3) Block Skype using Group Policy (corporate environments)
Go to Computer Configuration / Windows Settings / Security Settings - Software Restriction Policies - Additional rules. Then create rules for the hash of the specified .exe to block no matter where it launches from. Problem with this is that Skype updates regularly, so you'd have to keep on it. So alternatively, block a specified directory, i.e. \program files\skype and disallow anything from launching from within that directory.


And the way that need to pay ...
Alternative methods for blocking Skype

1)NetSpective from Verso Technologies - Can be configured to block over 20 P2P and Instant Messaging programs, including Skype. NetSpective is available in enterprise and carrier versions. Verso has supplied China Telecom with their carrier class of NetSpective.
2)Packeteer's PacketShaper - detects Skype and other P2P traffic and allows the administrator to apply Quality of Service regulations or block it completely.
3)SonicWall's Unified Threat Management appliances - SonicWall has a PDF presentation on how to block Skype with their hardware, or you can read the HTML version in the Google cache or on the web site .
4)Fortigate from Fortinet - capable of blocking Skype and other P2P applications.
5)Check Point's InterSpect - Using InterSpect with Check Point's SmartDefense system can identify and block P2P applications including Skype.
6)Cisco equipment running IOS version 12.4 (4) T - This is the "free" option, providing that your network already uses a Cisco product with this IOS version. See Cisco Tips & Tricks for the instructions on there site and fenitooo skype:))) .
7) Blocking Skype Using Squid system
8) Blocking Skype Using OpenBSD software.
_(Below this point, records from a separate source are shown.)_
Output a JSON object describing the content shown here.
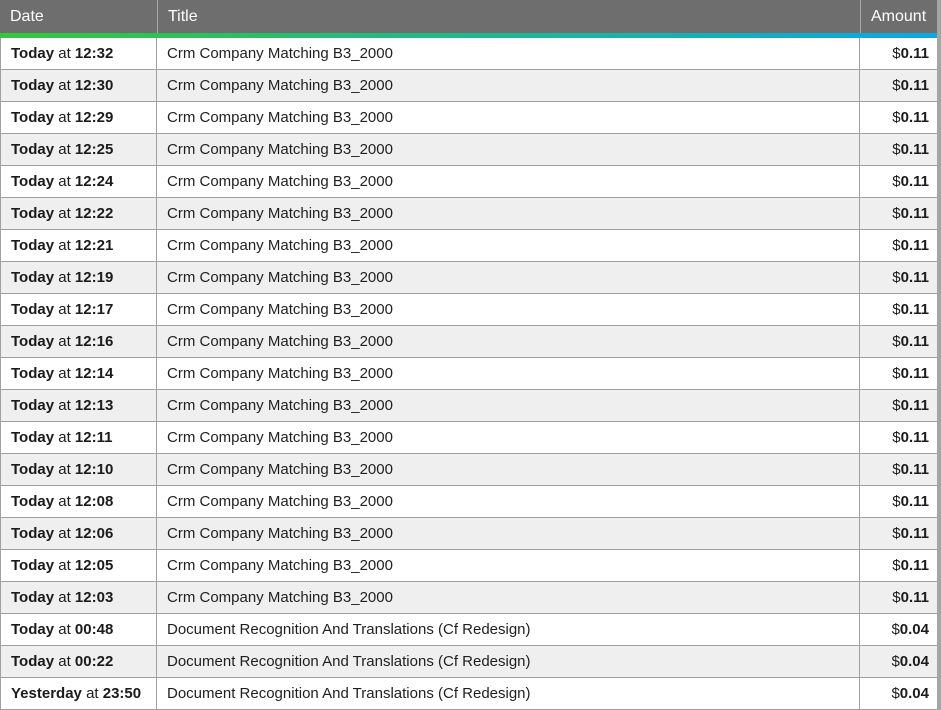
{
  "colors": {
    "header_bg": "#6e6e6e",
    "header_text": "#ffffff",
    "accent_gradient_left": "#34c73c",
    "accent_gradient_right": "#0ca6e4",
    "row_alt_bg": "#efefef",
    "border": "#a0a0a0"
  },
  "table": {
    "columns": [
      {
        "label": "Date"
      },
      {
        "label": "Title"
      },
      {
        "label": "Amount"
      }
    ],
    "rows": [
      {
        "date_day": "Today",
        "date_connector": "at",
        "date_time": "12:32",
        "title": "Crm Company Matching B3_2000",
        "currency": "$",
        "amount": "0.11"
      },
      {
        "date_day": "Today",
        "date_connector": "at",
        "date_time": "12:30",
        "title": "Crm Company Matching B3_2000",
        "currency": "$",
        "amount": "0.11"
      },
      {
        "date_day": "Today",
        "date_connector": "at",
        "date_time": "12:29",
        "title": "Crm Company Matching B3_2000",
        "currency": "$",
        "amount": "0.11"
      },
      {
        "date_day": "Today",
        "date_connector": "at",
        "date_time": "12:25",
        "title": "Crm Company Matching B3_2000",
        "currency": "$",
        "amount": "0.11"
      },
      {
        "date_day": "Today",
        "date_connector": "at",
        "date_time": "12:24",
        "title": "Crm Company Matching B3_2000",
        "currency": "$",
        "amount": "0.11"
      },
      {
        "date_day": "Today",
        "date_connector": "at",
        "date_time": "12:22",
        "title": "Crm Company Matching B3_2000",
        "currency": "$",
        "amount": "0.11"
      },
      {
        "date_day": "Today",
        "date_connector": "at",
        "date_time": "12:21",
        "title": "Crm Company Matching B3_2000",
        "currency": "$",
        "amount": "0.11"
      },
      {
        "date_day": "Today",
        "date_connector": "at",
        "date_time": "12:19",
        "title": "Crm Company Matching B3_2000",
        "currency": "$",
        "amount": "0.11"
      },
      {
        "date_day": "Today",
        "date_connector": "at",
        "date_time": "12:17",
        "title": "Crm Company Matching B3_2000",
        "currency": "$",
        "amount": "0.11"
      },
      {
        "date_day": "Today",
        "date_connector": "at",
        "date_time": "12:16",
        "title": "Crm Company Matching B3_2000",
        "currency": "$",
        "amount": "0.11"
      },
      {
        "date_day": "Today",
        "date_connector": "at",
        "date_time": "12:14",
        "title": "Crm Company Matching B3_2000",
        "currency": "$",
        "amount": "0.11"
      },
      {
        "date_day": "Today",
        "date_connector": "at",
        "date_time": "12:13",
        "title": "Crm Company Matching B3_2000",
        "currency": "$",
        "amount": "0.11"
      },
      {
        "date_day": "Today",
        "date_connector": "at",
        "date_time": "12:11",
        "title": "Crm Company Matching B3_2000",
        "currency": "$",
        "amount": "0.11"
      },
      {
        "date_day": "Today",
        "date_connector": "at",
        "date_time": "12:10",
        "title": "Crm Company Matching B3_2000",
        "currency": "$",
        "amount": "0.11"
      },
      {
        "date_day": "Today",
        "date_connector": "at",
        "date_time": "12:08",
        "title": "Crm Company Matching B3_2000",
        "currency": "$",
        "amount": "0.11"
      },
      {
        "date_day": "Today",
        "date_connector": "at",
        "date_time": "12:06",
        "title": "Crm Company Matching B3_2000",
        "currency": "$",
        "amount": "0.11"
      },
      {
        "date_day": "Today",
        "date_connector": "at",
        "date_time": "12:05",
        "title": "Crm Company Matching B3_2000",
        "currency": "$",
        "amount": "0.11"
      },
      {
        "date_day": "Today",
        "date_connector": "at",
        "date_time": "12:03",
        "title": "Crm Company Matching B3_2000",
        "currency": "$",
        "amount": "0.11"
      },
      {
        "date_day": "Today",
        "date_connector": "at",
        "date_time": "00:48",
        "title": "Document Recognition And Translations (Cf Redesign)",
        "currency": "$",
        "amount": "0.04"
      },
      {
        "date_day": "Today",
        "date_connector": "at",
        "date_time": "00:22",
        "title": "Document Recognition And Translations (Cf Redesign)",
        "currency": "$",
        "amount": "0.04"
      },
      {
        "date_day": "Yesterday",
        "date_connector": "at",
        "date_time": "23:50",
        "title": "Document Recognition And Translations (Cf Redesign)",
        "currency": "$",
        "amount": "0.04"
      }
    ]
  }
}
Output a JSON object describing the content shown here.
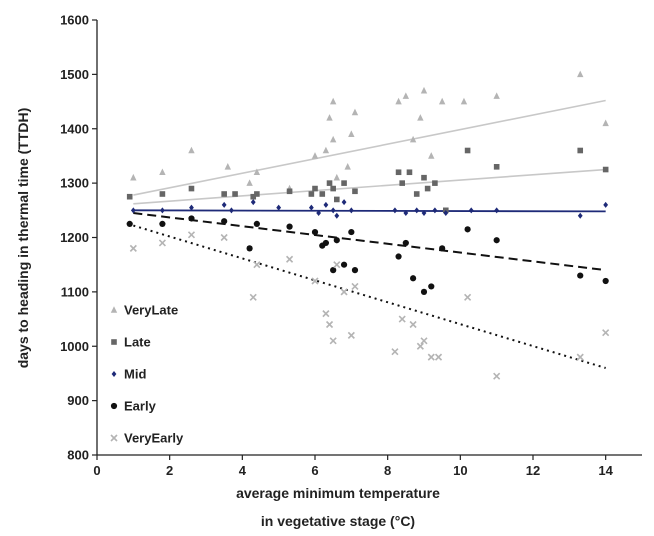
{
  "chart_data": {
    "type": "scatter",
    "xlabel_line1": "average minimum temperature",
    "xlabel_line2": "in vegetative stage (°C)",
    "ylabel": "days to heading in thermal time (TTDH)",
    "xlim": [
      0,
      15
    ],
    "ylim": [
      800,
      1600
    ],
    "xticks": [
      "0",
      "2",
      "4",
      "6",
      "8",
      "10",
      "12",
      "14"
    ],
    "yticks": [
      "800",
      "900",
      "1000",
      "1100",
      "1200",
      "1300",
      "1400",
      "1500",
      "1600"
    ],
    "grid": false,
    "legend_position": "bottom-left",
    "series": [
      {
        "name": "VeryLate",
        "marker": "triangle",
        "color": "#b4b4b4",
        "trend": {
          "x": [
            1,
            14
          ],
          "y": [
            1278,
            1452
          ],
          "style": "solid",
          "color": "#c8c8c8"
        },
        "points": [
          [
            1.0,
            1310
          ],
          [
            1.8,
            1320
          ],
          [
            2.6,
            1360
          ],
          [
            3.6,
            1330
          ],
          [
            4.2,
            1300
          ],
          [
            4.4,
            1320
          ],
          [
            5.3,
            1290
          ],
          [
            6.0,
            1350
          ],
          [
            6.3,
            1360
          ],
          [
            6.4,
            1420
          ],
          [
            6.5,
            1450
          ],
          [
            6.5,
            1380
          ],
          [
            6.6,
            1310
          ],
          [
            6.9,
            1330
          ],
          [
            7.0,
            1390
          ],
          [
            7.1,
            1430
          ],
          [
            8.3,
            1450
          ],
          [
            8.5,
            1460
          ],
          [
            8.7,
            1380
          ],
          [
            8.9,
            1420
          ],
          [
            9.0,
            1470
          ],
          [
            9.2,
            1350
          ],
          [
            9.5,
            1450
          ],
          [
            10.1,
            1450
          ],
          [
            11.0,
            1460
          ],
          [
            13.3,
            1500
          ],
          [
            14.0,
            1410
          ]
        ]
      },
      {
        "name": "Late",
        "marker": "square",
        "color": "#666666",
        "trend": {
          "x": [
            1,
            14
          ],
          "y": [
            1262,
            1325
          ],
          "style": "solid",
          "color": "#c8c8c8"
        },
        "points": [
          [
            0.9,
            1275
          ],
          [
            1.8,
            1280
          ],
          [
            2.6,
            1290
          ],
          [
            3.5,
            1280
          ],
          [
            3.8,
            1280
          ],
          [
            4.3,
            1275
          ],
          [
            4.4,
            1280
          ],
          [
            5.3,
            1285
          ],
          [
            5.9,
            1280
          ],
          [
            6.0,
            1290
          ],
          [
            6.2,
            1280
          ],
          [
            6.4,
            1300
          ],
          [
            6.5,
            1290
          ],
          [
            6.6,
            1270
          ],
          [
            6.8,
            1300
          ],
          [
            7.1,
            1285
          ],
          [
            8.3,
            1320
          ],
          [
            8.4,
            1300
          ],
          [
            8.6,
            1320
          ],
          [
            8.8,
            1280
          ],
          [
            9.0,
            1310
          ],
          [
            9.1,
            1290
          ],
          [
            9.3,
            1300
          ],
          [
            9.6,
            1250
          ],
          [
            10.2,
            1360
          ],
          [
            11.0,
            1330
          ],
          [
            13.3,
            1360
          ],
          [
            14.0,
            1325
          ]
        ]
      },
      {
        "name": "Mid",
        "marker": "diamond",
        "color": "#1e2a78",
        "trend": {
          "x": [
            1,
            14
          ],
          "y": [
            1250,
            1248
          ],
          "style": "solid",
          "color": "#1e2a78"
        },
        "points": [
          [
            1.0,
            1250
          ],
          [
            1.8,
            1250
          ],
          [
            2.6,
            1255
          ],
          [
            3.5,
            1260
          ],
          [
            3.7,
            1250
          ],
          [
            4.3,
            1265
          ],
          [
            5.0,
            1255
          ],
          [
            5.9,
            1255
          ],
          [
            6.1,
            1245
          ],
          [
            6.3,
            1260
          ],
          [
            6.5,
            1250
          ],
          [
            6.6,
            1240
          ],
          [
            6.8,
            1265
          ],
          [
            7.0,
            1250
          ],
          [
            8.2,
            1250
          ],
          [
            8.5,
            1245
          ],
          [
            8.8,
            1250
          ],
          [
            9.0,
            1245
          ],
          [
            9.3,
            1250
          ],
          [
            9.6,
            1245
          ],
          [
            10.3,
            1250
          ],
          [
            11.0,
            1250
          ],
          [
            13.3,
            1240
          ],
          [
            14.0,
            1260
          ]
        ]
      },
      {
        "name": "Early",
        "marker": "circle",
        "color": "#111111",
        "trend": {
          "x": [
            1,
            14
          ],
          "y": [
            1245,
            1140
          ],
          "style": "dashed",
          "color": "#111111"
        },
        "points": [
          [
            0.9,
            1225
          ],
          [
            1.8,
            1225
          ],
          [
            2.6,
            1235
          ],
          [
            3.5,
            1230
          ],
          [
            4.2,
            1180
          ],
          [
            4.4,
            1225
          ],
          [
            5.3,
            1220
          ],
          [
            6.0,
            1210
          ],
          [
            6.2,
            1185
          ],
          [
            6.3,
            1190
          ],
          [
            6.5,
            1140
          ],
          [
            6.6,
            1195
          ],
          [
            6.8,
            1150
          ],
          [
            7.0,
            1210
          ],
          [
            7.1,
            1140
          ],
          [
            8.3,
            1165
          ],
          [
            8.5,
            1190
          ],
          [
            8.7,
            1125
          ],
          [
            9.0,
            1100
          ],
          [
            9.2,
            1110
          ],
          [
            9.5,
            1180
          ],
          [
            10.2,
            1215
          ],
          [
            11.0,
            1195
          ],
          [
            13.3,
            1130
          ],
          [
            14.0,
            1120
          ]
        ]
      },
      {
        "name": "VeryEarly",
        "marker": "x",
        "color": "#b4b4b4",
        "trend": {
          "x": [
            1,
            14
          ],
          "y": [
            1222,
            960
          ],
          "style": "dotted",
          "color": "#111111"
        },
        "points": [
          [
            1.0,
            1180
          ],
          [
            1.8,
            1190
          ],
          [
            2.6,
            1205
          ],
          [
            3.5,
            1200
          ],
          [
            4.3,
            1090
          ],
          [
            4.4,
            1150
          ],
          [
            5.3,
            1160
          ],
          [
            6.0,
            1120
          ],
          [
            6.3,
            1060
          ],
          [
            6.4,
            1040
          ],
          [
            6.5,
            1010
          ],
          [
            6.6,
            1150
          ],
          [
            6.8,
            1100
          ],
          [
            7.0,
            1020
          ],
          [
            7.1,
            1110
          ],
          [
            8.2,
            990
          ],
          [
            8.4,
            1050
          ],
          [
            8.7,
            1040
          ],
          [
            8.9,
            1000
          ],
          [
            9.0,
            1010
          ],
          [
            9.2,
            980
          ],
          [
            9.4,
            980
          ],
          [
            10.2,
            1090
          ],
          [
            11.0,
            945
          ],
          [
            13.3,
            980
          ],
          [
            14.0,
            1025
          ]
        ]
      }
    ]
  }
}
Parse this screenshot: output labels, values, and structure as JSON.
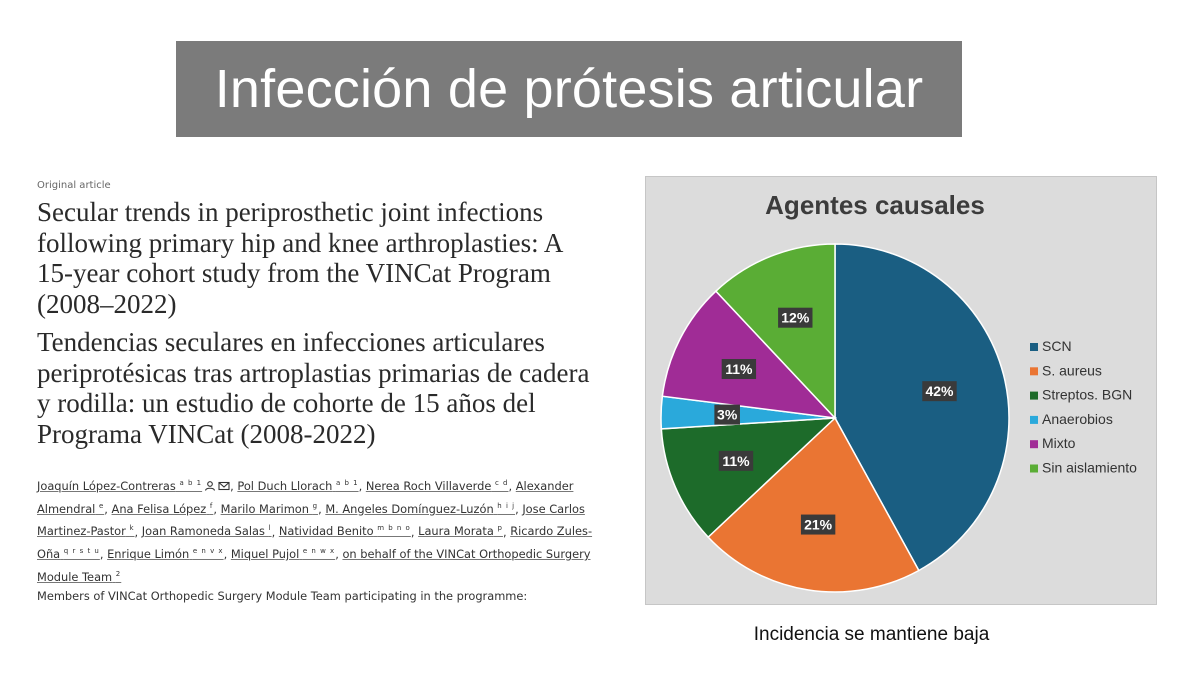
{
  "slide_title": "Infección de prótesis articular",
  "article": {
    "kicker": "Original article",
    "title_en": "Secular trends in periprosthetic joint infections following primary hip and knee arthroplasties: A 15-year cohort study from the VINCat Program (2008–2022)",
    "title_es": "Tendencias seculares en infecciones articulares periprotésicas tras artroplastias primarias de cadera y rodilla: un estudio de cohorte de 15 años del Programa VINCat (2008-2022)",
    "authors": [
      {
        "name": "Joaquín López-Contreras",
        "sup": "a b 1"
      },
      {
        "name": "Pol Duch Llorach",
        "sup": "a b 1"
      },
      {
        "name": "Nerea Roch Villaverde",
        "sup": "c d"
      },
      {
        "name": "Alexander Almendral",
        "sup": "e"
      },
      {
        "name": "Ana Felisa López",
        "sup": "f"
      },
      {
        "name": "Marilo Marimon",
        "sup": "g"
      },
      {
        "name": "M. Angeles Domínguez-Luzón",
        "sup": "h i j"
      },
      {
        "name": "Jose Carlos Martinez-Pastor",
        "sup": "k"
      },
      {
        "name": "Joan Ramoneda Salas",
        "sup": "l"
      },
      {
        "name": "Natividad Benito",
        "sup": "m b n o"
      },
      {
        "name": "Laura Morata",
        "sup": "p"
      },
      {
        "name": "Ricardo Zules-Oña",
        "sup": "q r s t u"
      },
      {
        "name": "Enrique Limón",
        "sup": "e n v x"
      },
      {
        "name": "Miquel Pujol",
        "sup": "e n w x"
      },
      {
        "name": "on behalf of the VINCat Orthopedic Surgery Module Team",
        "sup": "2"
      }
    ],
    "members_note": "Members of VINCat Orthopedic Surgery Module Team participating in the programme:"
  },
  "chart_data": {
    "type": "pie",
    "title": "Agentes causales",
    "categories": [
      "SCN",
      "S.  aureus",
      "Streptos. BGN",
      "Anaerobios",
      "Mixto",
      "Sin aislamiento"
    ],
    "values": [
      42,
      21,
      11,
      3,
      11,
      12
    ],
    "labels": [
      "42%",
      "21%",
      "11%",
      "3%",
      "11%",
      "12%"
    ],
    "colors": [
      "#1a5e82",
      "#ea7533",
      "#1d6b2a",
      "#2aa9db",
      "#a02c96",
      "#5aad35"
    ],
    "start_angle": "12 o'clock, clockwise",
    "legend_position": "right"
  },
  "caption": "Incidencia se mantiene baja"
}
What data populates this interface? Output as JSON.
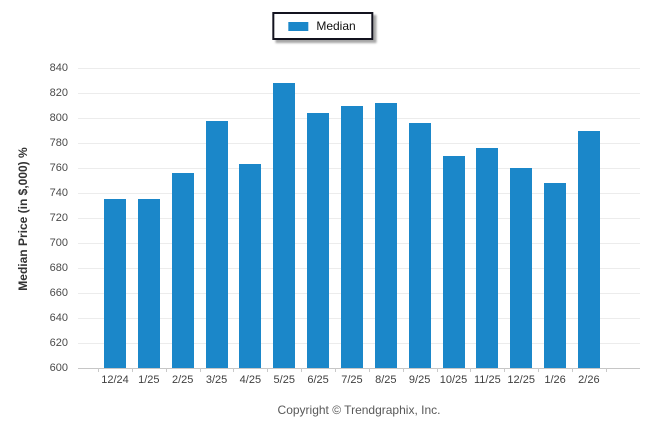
{
  "legend": {
    "label": "Median",
    "swatch_color": "#1b87c9"
  },
  "chart_data": {
    "type": "bar",
    "title": "",
    "categories": [
      "12/24",
      "1/25",
      "2/25",
      "3/25",
      "4/25",
      "5/25",
      "6/25",
      "7/25",
      "8/25",
      "9/25",
      "10/25",
      "11/25",
      "12/25",
      "1/26",
      "2/26"
    ],
    "series": [
      {
        "name": "Median",
        "values": [
          735,
          735,
          756,
          798,
          763,
          828,
          804,
          810,
          812,
          796,
          770,
          776,
          760,
          748,
          790
        ]
      }
    ],
    "xlabel": "",
    "ylabel": "Median Price (in $,000) %",
    "ylim": [
      600,
      840
    ],
    "yticks": [
      600,
      620,
      640,
      660,
      680,
      700,
      720,
      740,
      760,
      780,
      800,
      820,
      840
    ],
    "grid": true,
    "legend_position": "top-center",
    "bar_color": "#1b87c9",
    "gridline_color": "#ececec"
  },
  "footer": {
    "copyright": "Copyright © Trendgraphix, Inc."
  }
}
P.S. Its not he end of the war with skype ....
The last thing is to write the hash rule and he can block it very well


Good luck ,

[techie2300]

There is a GPO here with around 300 peer-2-peer programs ready to block.

https://www.itscforu...2P-Applications

I am not sure if Skype is on the list, but it should be easy to extend.

Edited by techie2300, 28 January 2012 - 06:47 AM.